Assise au sommet de la tour des marches de l'Ouest, j'attendais. Je guettais le lever du soleil, lorsque sa lumière vêtirait le ciel d'une robe d'or et de carmin, un signe de la vie, un signe de notre réussite peut-être. Depuis combien de temps étais-je déjà ici ? J'avais compté les étoiles, contemplé la lune jusqu'à ce que les premières lueurs de l'aube les efface. A présent la colline des sentinelles s'agitait. Ce serait bientôt l'heure.
D'un bond souple je me lançai dans les airs et attérit aux pieds de la tour. Hunkel arrivait, nous ne tarderions pas à partir.
Quelques temps plus tard, je ne saurai dire combien de temps exactement, nous étions en route pour Ruisselune, traversant les fermes ravagées par les bandits qu'on nomme, souvent avec crainte, les Défias. Les toits de la petite ville se détachaient de l'horizon et nous avançions, infatiguables, toujours au même rythme, déterminés à récolter ce qui, peut-être, permettrait à Méliandre de recouvrer la vue.

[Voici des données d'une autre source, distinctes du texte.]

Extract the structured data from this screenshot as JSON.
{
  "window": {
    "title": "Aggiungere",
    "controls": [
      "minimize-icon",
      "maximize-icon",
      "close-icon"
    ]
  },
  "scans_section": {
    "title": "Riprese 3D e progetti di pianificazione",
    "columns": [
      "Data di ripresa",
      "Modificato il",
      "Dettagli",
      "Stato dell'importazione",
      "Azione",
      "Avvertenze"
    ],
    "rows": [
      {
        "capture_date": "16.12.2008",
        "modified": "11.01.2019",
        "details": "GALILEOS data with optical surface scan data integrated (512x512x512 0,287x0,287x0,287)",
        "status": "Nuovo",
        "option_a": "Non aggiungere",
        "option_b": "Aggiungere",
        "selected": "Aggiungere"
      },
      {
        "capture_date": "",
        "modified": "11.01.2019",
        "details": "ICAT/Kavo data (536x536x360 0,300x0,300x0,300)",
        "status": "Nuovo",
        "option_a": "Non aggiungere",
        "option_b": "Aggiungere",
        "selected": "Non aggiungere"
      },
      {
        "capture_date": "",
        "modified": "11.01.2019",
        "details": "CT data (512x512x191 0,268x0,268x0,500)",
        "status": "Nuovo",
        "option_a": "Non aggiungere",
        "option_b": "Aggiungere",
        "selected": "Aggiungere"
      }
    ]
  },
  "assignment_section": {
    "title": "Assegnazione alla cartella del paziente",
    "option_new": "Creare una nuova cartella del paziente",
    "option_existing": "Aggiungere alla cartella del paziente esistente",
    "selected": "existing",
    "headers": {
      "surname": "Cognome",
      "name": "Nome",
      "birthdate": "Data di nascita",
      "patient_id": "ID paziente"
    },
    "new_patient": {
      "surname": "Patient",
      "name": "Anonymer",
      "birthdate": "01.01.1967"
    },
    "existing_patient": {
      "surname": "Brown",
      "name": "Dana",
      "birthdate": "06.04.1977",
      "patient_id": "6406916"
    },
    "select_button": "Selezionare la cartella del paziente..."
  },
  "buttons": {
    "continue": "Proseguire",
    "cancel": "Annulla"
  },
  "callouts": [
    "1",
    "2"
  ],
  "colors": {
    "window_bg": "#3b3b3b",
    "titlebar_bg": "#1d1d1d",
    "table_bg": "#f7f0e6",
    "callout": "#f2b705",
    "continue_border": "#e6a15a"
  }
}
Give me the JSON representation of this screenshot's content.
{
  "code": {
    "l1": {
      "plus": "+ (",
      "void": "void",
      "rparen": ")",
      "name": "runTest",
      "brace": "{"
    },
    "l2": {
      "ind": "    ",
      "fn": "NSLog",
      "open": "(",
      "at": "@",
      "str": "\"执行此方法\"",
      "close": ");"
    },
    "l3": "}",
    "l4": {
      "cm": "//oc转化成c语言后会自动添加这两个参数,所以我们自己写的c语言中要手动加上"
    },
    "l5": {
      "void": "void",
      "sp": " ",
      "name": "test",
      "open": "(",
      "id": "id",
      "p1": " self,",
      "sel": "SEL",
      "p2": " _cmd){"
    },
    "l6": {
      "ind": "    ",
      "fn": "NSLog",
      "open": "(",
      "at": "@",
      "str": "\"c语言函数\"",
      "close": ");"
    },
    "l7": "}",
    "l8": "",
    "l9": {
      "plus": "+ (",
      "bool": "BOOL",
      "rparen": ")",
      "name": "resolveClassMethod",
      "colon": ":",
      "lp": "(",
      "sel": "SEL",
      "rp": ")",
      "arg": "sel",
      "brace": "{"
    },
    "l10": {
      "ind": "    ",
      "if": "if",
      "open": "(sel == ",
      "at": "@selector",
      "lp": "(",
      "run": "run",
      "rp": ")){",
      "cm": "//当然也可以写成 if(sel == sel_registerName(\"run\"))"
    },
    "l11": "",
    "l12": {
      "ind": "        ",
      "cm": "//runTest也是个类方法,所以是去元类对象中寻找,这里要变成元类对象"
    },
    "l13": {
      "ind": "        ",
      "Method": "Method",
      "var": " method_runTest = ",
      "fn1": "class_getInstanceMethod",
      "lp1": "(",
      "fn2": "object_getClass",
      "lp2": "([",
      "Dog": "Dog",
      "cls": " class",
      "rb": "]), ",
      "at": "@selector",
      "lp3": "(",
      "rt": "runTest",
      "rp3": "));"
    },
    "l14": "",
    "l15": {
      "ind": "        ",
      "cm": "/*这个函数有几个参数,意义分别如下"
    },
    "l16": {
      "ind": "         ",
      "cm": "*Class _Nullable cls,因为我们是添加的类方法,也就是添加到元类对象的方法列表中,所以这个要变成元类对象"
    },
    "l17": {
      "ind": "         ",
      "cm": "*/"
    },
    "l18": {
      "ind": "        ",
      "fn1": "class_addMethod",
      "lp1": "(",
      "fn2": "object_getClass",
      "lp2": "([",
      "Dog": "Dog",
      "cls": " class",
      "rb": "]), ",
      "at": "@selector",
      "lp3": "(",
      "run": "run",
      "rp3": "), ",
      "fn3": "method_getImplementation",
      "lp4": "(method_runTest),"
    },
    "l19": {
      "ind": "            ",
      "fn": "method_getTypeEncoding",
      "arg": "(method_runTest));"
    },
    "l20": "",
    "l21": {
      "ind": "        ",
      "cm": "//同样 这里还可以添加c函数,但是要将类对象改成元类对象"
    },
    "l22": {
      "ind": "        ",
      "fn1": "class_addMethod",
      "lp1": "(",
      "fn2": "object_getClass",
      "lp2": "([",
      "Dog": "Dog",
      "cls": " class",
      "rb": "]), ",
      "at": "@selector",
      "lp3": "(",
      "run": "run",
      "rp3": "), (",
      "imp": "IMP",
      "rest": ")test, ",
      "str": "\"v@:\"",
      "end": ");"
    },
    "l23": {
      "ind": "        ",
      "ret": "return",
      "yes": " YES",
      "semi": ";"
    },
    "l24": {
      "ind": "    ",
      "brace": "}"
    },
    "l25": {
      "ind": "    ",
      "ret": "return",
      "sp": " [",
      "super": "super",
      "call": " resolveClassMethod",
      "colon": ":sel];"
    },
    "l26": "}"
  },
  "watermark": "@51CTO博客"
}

Ruisselune cachait en effet une entrée vers des souterrains, un passage vers les Mortes mines, référence sans doute aux nombreux gardiens qui l'habitent, prêts à abattre le moindre intrus. Pénétrant dans les ténèbres, un bruit sourd et régulier de piolets qui frappent sans relâche la roche envahissaient l'espace et couvraient nos pas. Aussi vite que possible nous filions. Par chance nous connaissions déjà ces mines et c'est sans peine que nous trouvâmes la grande forge. Un énorme gobelin gardait l'entrée de la crique souterraine et le seul moyen d'y arriver était de l'abattre. Il fallait faire vite, la patrouille ne tarderait pas à venir.
Nous filions de nouveau, toujours plus vite. Si nous trainions, ce serait prendre le risque de se faire attraper. Qui sait de quoi les Défias seraient capables ? Un peu plus loin, une nouvelle porte nous faisait barrage. Elle semblait solide, impossible à ouvrir à moins d'avoir un crocheteur émérite ou la bonne clef en notre possession, ce qui n'était pas le cas. Hunkel m'adressa un sourire et je compris l'idée qu'il avait en tête. Certes notre discretion nous ferait désormais défaut, mais nous étions arrivés. Derrière la porte l'eau nous servirait d'abri. Je vis le guerrier allumer la mêche du canon, braqué sur la porte. Je m'accroupis et bouchai mes oreilles lorsqu'une énorme explosion retenti, couvrant la puissante voix d'Hunkel qui hurlait "Feeeu !"
L'eau, froide mais limpide. Pure comme l'exigeait le rituel. Elle provenait sans doute d'une source toute proche ou de la rivière qui séparait Elwynn, les bois de la pénombre des Marches de l'ouest. Je me hissais sur une barque, suivie de près par Hunkel. J'emplis alors la fiole de cristal avec précaution, jusqu'à la moitié seulement pour laisser la place à ceux qui poursuivraient son remplissage.
Le guerrier me fit signe, l'alerte était donnée, ils nous cherchaient. Mes vêtements collaient à ma peau et ce fut d'un pas maladroit que je me dirigeait vers un passage, une sortie. Jettant un dernier regard au cuirassé amaré j'empruntai le tunnel, précédée d'Hunkel.